Les huîtres musclées.
José Herbert
En sortant du supermarché, nous sommes tombés sur Bébert qui poussait gaillardement lui aussi un caddy, accompagné de Janine, sa bobonne javellisée et aseptisée, et de Jean-René, son fils, face boutonneuse, tous trois également attirés par la multiplication des pains, pardon, des points, offerte généreusement par le propriétaire de la grande enseigne.
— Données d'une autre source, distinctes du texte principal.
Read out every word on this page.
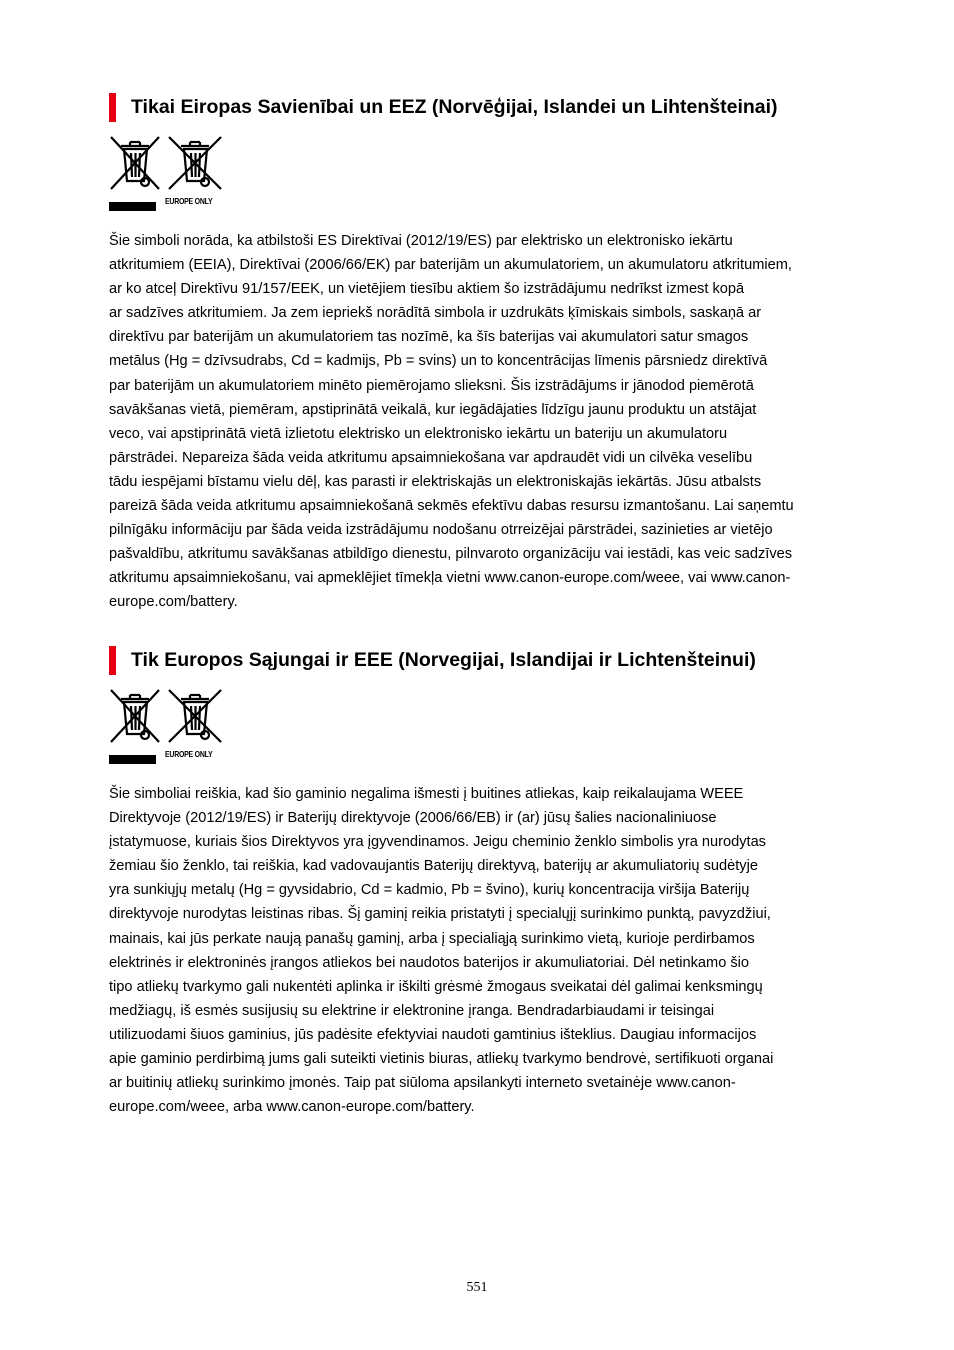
Tikai Eiropas Savienībai un EEZ (Norvēģijai, Islandei un Lihtenšteinai)
EUROPE ONLY
Šie simboli norāda, ka atbilstoši ES Direktīvai (2012/19/ES) par elektrisko un elektronisko iekārtu
atkritumiem (EEIA), Direktīvai (2006/66/EK) par baterijām un akumulatoriem, un akumulatoru atkritumiem,
ar ko atceļ Direktīvu 91/157/EEK, un vietējiem tiesību aktiem šo izstrādājumu nedrīkst izmest kopā
ar sadzīves atkritumiem. Ja zem iepriekš norādītā simbola ir uzdrukāts ķīmiskais simbols, saskaņā ar
direktīvu par baterijām un akumulatoriem tas nozīmē, ka šīs baterijas vai akumulatori satur smagos
metālus (Hg = dzīvsudrabs, Cd = kadmijs, Pb = svins) un to koncentrācijas līmenis pārsniedz direktīvā
par baterijām un akumulatoriem minēto piemērojamo slieksni. Šis izstrādājums ir jānodod piemērotā
savākšanas vietā, piemēram, apstiprinātā veikalā, kur iegādājaties līdzīgu jaunu produktu un atstājat
veco, vai apstiprinātā vietā izlietotu elektrisko un elektronisko iekārtu un bateriju un akumulatoru
pārstrādei. Nepareiza šāda veida atkritumu apsaimniekošana var apdraudēt vidi un cilvēka veselību
tādu iespējami bīstamu vielu dēļ, kas parasti ir elektriskajās un elektroniskajās iekārtās. Jūsu atbalsts
pareizā šāda veida atkritumu apsaimniekošanā sekmēs efektīvu dabas resursu izmantošanu. Lai saņemtu
pilnīgāku informāciju par šāda veida izstrādājumu nodošanu otrreizējai pārstrādei, sazinieties ar vietējo
pašvaldību, atkritumu savākšanas atbildīgo dienestu, pilnvaroto organizāciju vai iestādi, kas veic sadzīves
atkritumu apsaimniekošanu, vai apmeklējiet tīmekļa vietni www.canon-europe.com/weee, vai www.canon-
europe.com/battery.
Tik Europos Sąjungai ir EEE (Norvegijai, Islandijai ir Lichtenšteinui)
EUROPE ONLY
Šie simboliai reiškia, kad šio gaminio negalima išmesti į buitines atliekas, kaip reikalaujama WEEE
Direktyvoje (2012/19/ES) ir Baterijų direktyvoje (2006/66/EB) ir (ar) jūsų šalies nacionaliniuose
įstatymuose, kuriais šios Direktyvos yra įgyvendinamos. Jeigu cheminio ženklo simbolis yra nurodytas
žemiau šio ženklo, tai reiškia, kad vadovaujantis Baterijų direktyvą, baterijų ar akumuliatorių sudėtyje
yra sunkiųjų metalų (Hg = gyvsidabrio, Cd = kadmio, Pb = švino), kurių koncentracija viršija Baterijų
direktyvoje nurodytas leistinas ribas. Šį gaminį reikia pristatyti į specialųjį surinkimo punktą, pavyzdžiui,
mainais, kai jūs perkate naują panašų gaminį, arba į specialiąją surinkimo vietą, kurioje perdirbamos
elektrinės ir elektroninės įrangos atliekos bei naudotos baterijos ir akumuliatoriai. Dėl netinkamo šio
tipo atliekų tvarkymo gali nukentėti aplinka ir iškilti grėsmė žmogaus sveikatai dėl galimai kenksmingų
medžiagų, iš esmės susijusių su elektrine ir elektronine įranga. Bendradarbiaudami ir teisingai
utilizuodami šiuos gaminius, jūs padėsite efektyviai naudoti gamtinius išteklius. Daugiau informacijos
apie gaminio perdirbimą jums gali suteikti vietinis biuras, atliekų tvarkymo bendrovė, sertifikuoti organai
ar buitinių atliekų surinkimo įmonės. Taip pat siūloma apsilankyti interneto svetainėje www.canon-
europe.com/weee, arba www.canon-europe.com/battery.
551
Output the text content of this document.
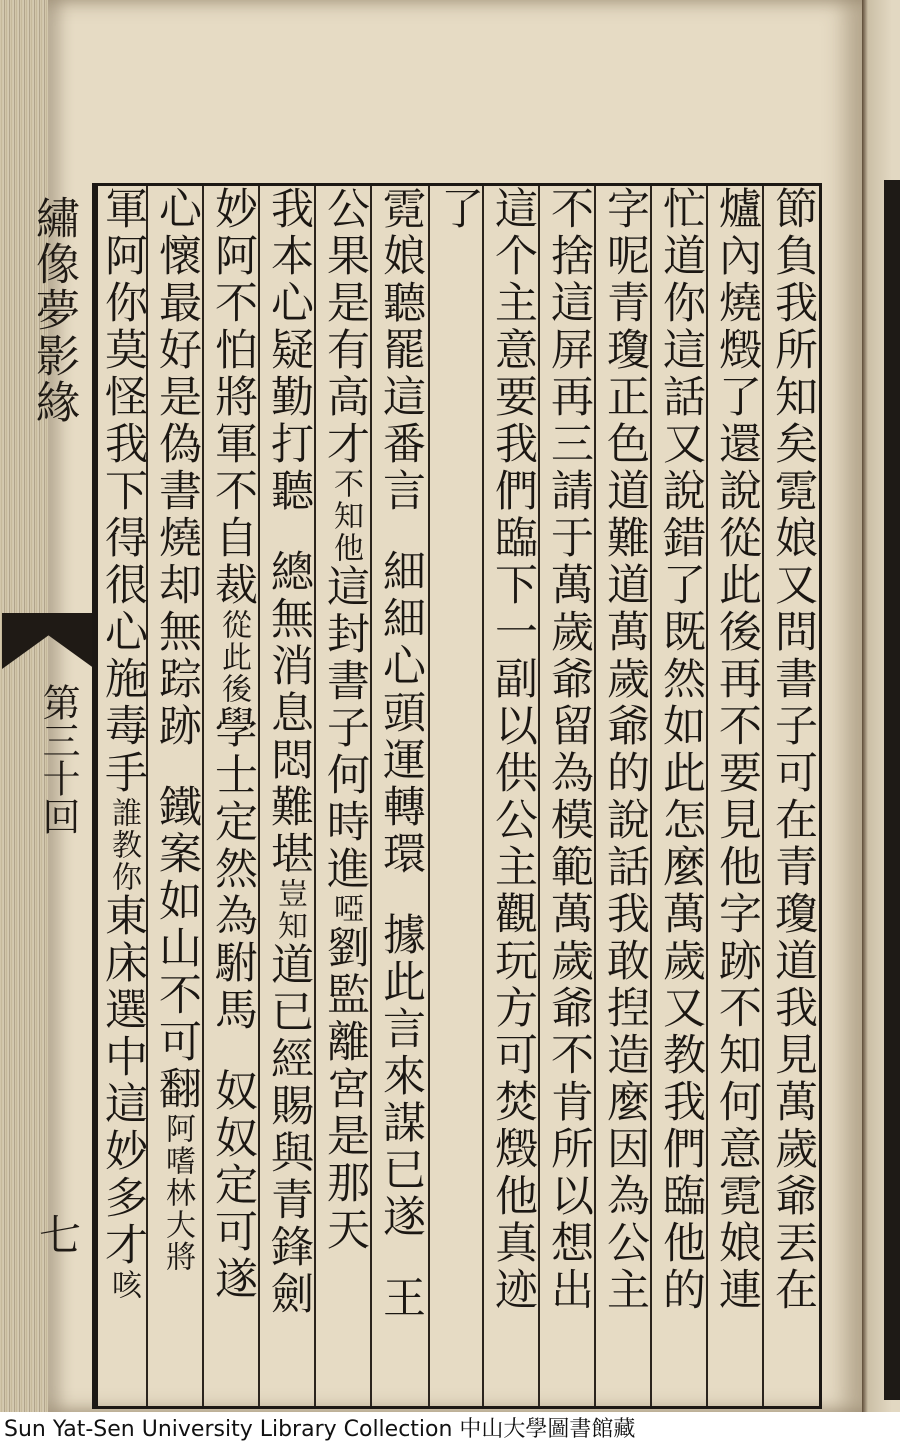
繡像夢影緣
第三十回
七	節負我所知矣霓娘又問書子可在青瓊道我見萬歲爺丟在
爐內燒燬了還說從此後再不要見他字跡不知何意霓娘連
忙道你這話又說錯了既然如此怎麼萬歲又教我們臨他的
字呢青瓊正色道難道萬歲爺的說話我敢揑造麼因為公主
不捨這屏再三請于萬歲爺留為模範萬歲爺不肯所以想出
這个主意要我們臨下一副以供公主觀玩方可焚燬他真迹
了
霓娘聽罷這番言細細心頭運轉環據此言來謀已遂王
公果是有高才不知他這封書子何時進啞劉監離宮是那天
我本心疑勤打聽總無消息悶難堪豈知道已經賜與青鋒劍
妙阿不怕將軍不自裁從此後學士定然為駙馬奴奴定可遂
心懷最好是偽書燒却無踪跡鐵案如山不可翻阿嗜林大將
軍阿你莫怪我下得很心施毒手誰教你東床選中這妙多才咳
Sun Yat-Sen University Library Collection 中山大學圖書館藏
La famille rentrait de Vendée, où Jean-René faisait des études maritimes. Chercheur, il était. Il étudiait, avec un quarteron de collègues savants, la musculation des huîtres, particulièrement la mise au point d'un système ingénieux qui obligerait le mollusque, à qui on faisait subir des immersions successives suivies d'émersions, à clore puis ouvrir les deux valves de sa coquille, lui permettant ainsi de se fortifier les muscles adducteurs adéquats qui prendraient du volume en se musclant. Ces huîtres bellement baraquées étaient évidemment plus grosses et se vendaient beaucoup plus cher qu'un animal squelettique, pardon, famélique, cela va de soi. C'était le but recherché par les éleveurs. Jean-René affirmait en outre avoir reçu des menaces de la part des sociétés de défense des animaux, qui déclaraient remarquer des phénomènes d'obésité chez les huîtres ainsi traitées, entraînant des problèmes cardiovasculaires sérieux, notamment de l'arythmie. On avait fixé des électrodes au cœur d'une huître anormalement musclée, qui révélaient des battements réguliers à raison de 15 par minute au lieu de 25 pour la grande moyenne des huîtres ordinaires. Jean-René dit avoir expliqué que le ralentissement cardiaque était normal pour des sportives, rien n'y fit. La polémique se dégonfla brutalement et fort heureusement quand un paparazzi bien placé surprit un soir le président de la SDA de Nice en train de gober goulûment une Marennes, musclée comme la silhouette de Monsieur Univers, dans un restaurant de la promenade des Anglais.
Il faisait un beau métier le petiot de surcroit utile à la société.